Wind and Waves • Wind is also responsible for our very powerful waves. As wind rushes up along the water, the friction causes ripples. • Wind continues to push against these ripples in a snowball effect that eventually creates a large wave. • Essentially, this action is a transfer of energy from the sun to the wind to the waves.
Wave Strength • A few factors determine how strong an individual wave will be. These include: • Speed of wind: The faster the wind is traveling, the bigger a wave will be. • Time of wind: The wave will get larger the longer the length of time the wind is hitting it. • Distance of wind: The farther the wind travels against the wave (known as fetch), the bigger it will be.
Wave Parts • When waves make their way across the water surface, the wave swells larger.
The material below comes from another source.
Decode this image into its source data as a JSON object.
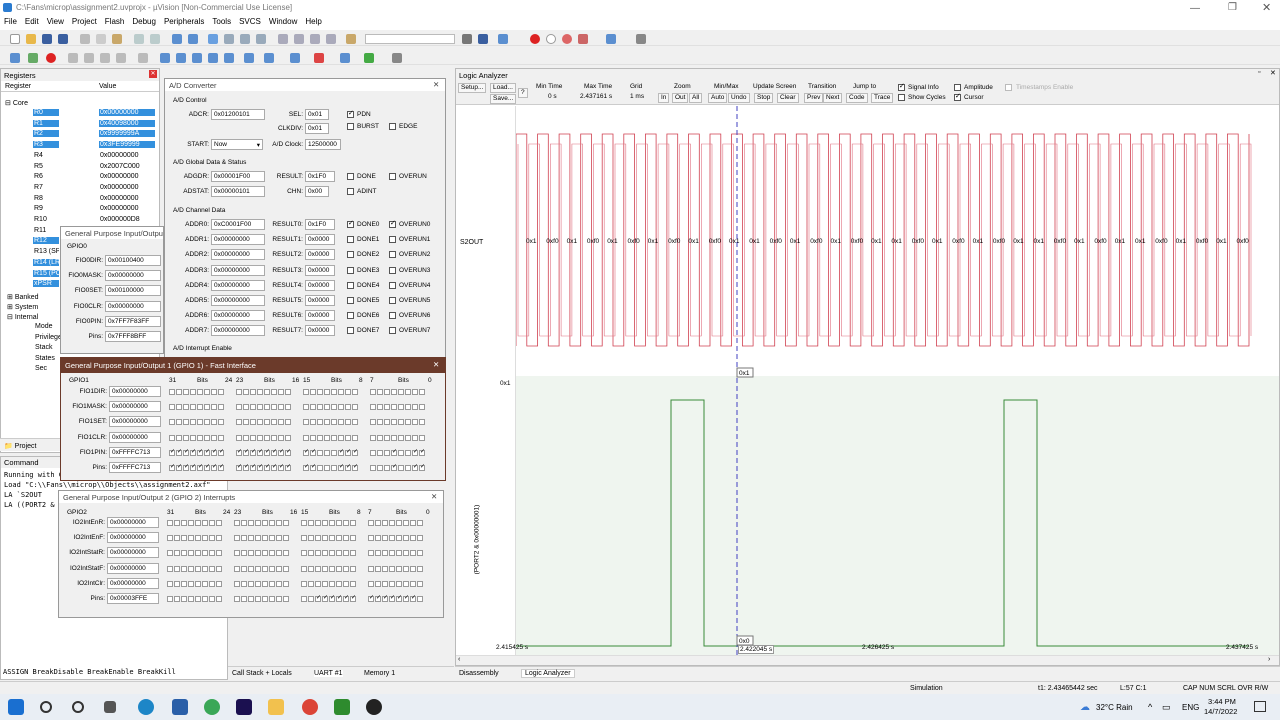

The top of the wave is called the crest. • The bottom of the wave is called the trough. • The distance between them is called the wave height and the space between each crest is called the wavelength.
Waves and Energy • When waves make their way across water, it is the energy moving, not the water! • If you were in the ocean on a day with many waves, you wouldn’t move any great distance, you would just bob up and down in a circular motion!
Questions • Why are rocks and stones found on beaches often rounded and smooth? • Would it take a long time or a short time for a note in a bottle to travel to land if thrown from a ship at sea? Explain. • Why are waves a problem for people who live close to the shoreline?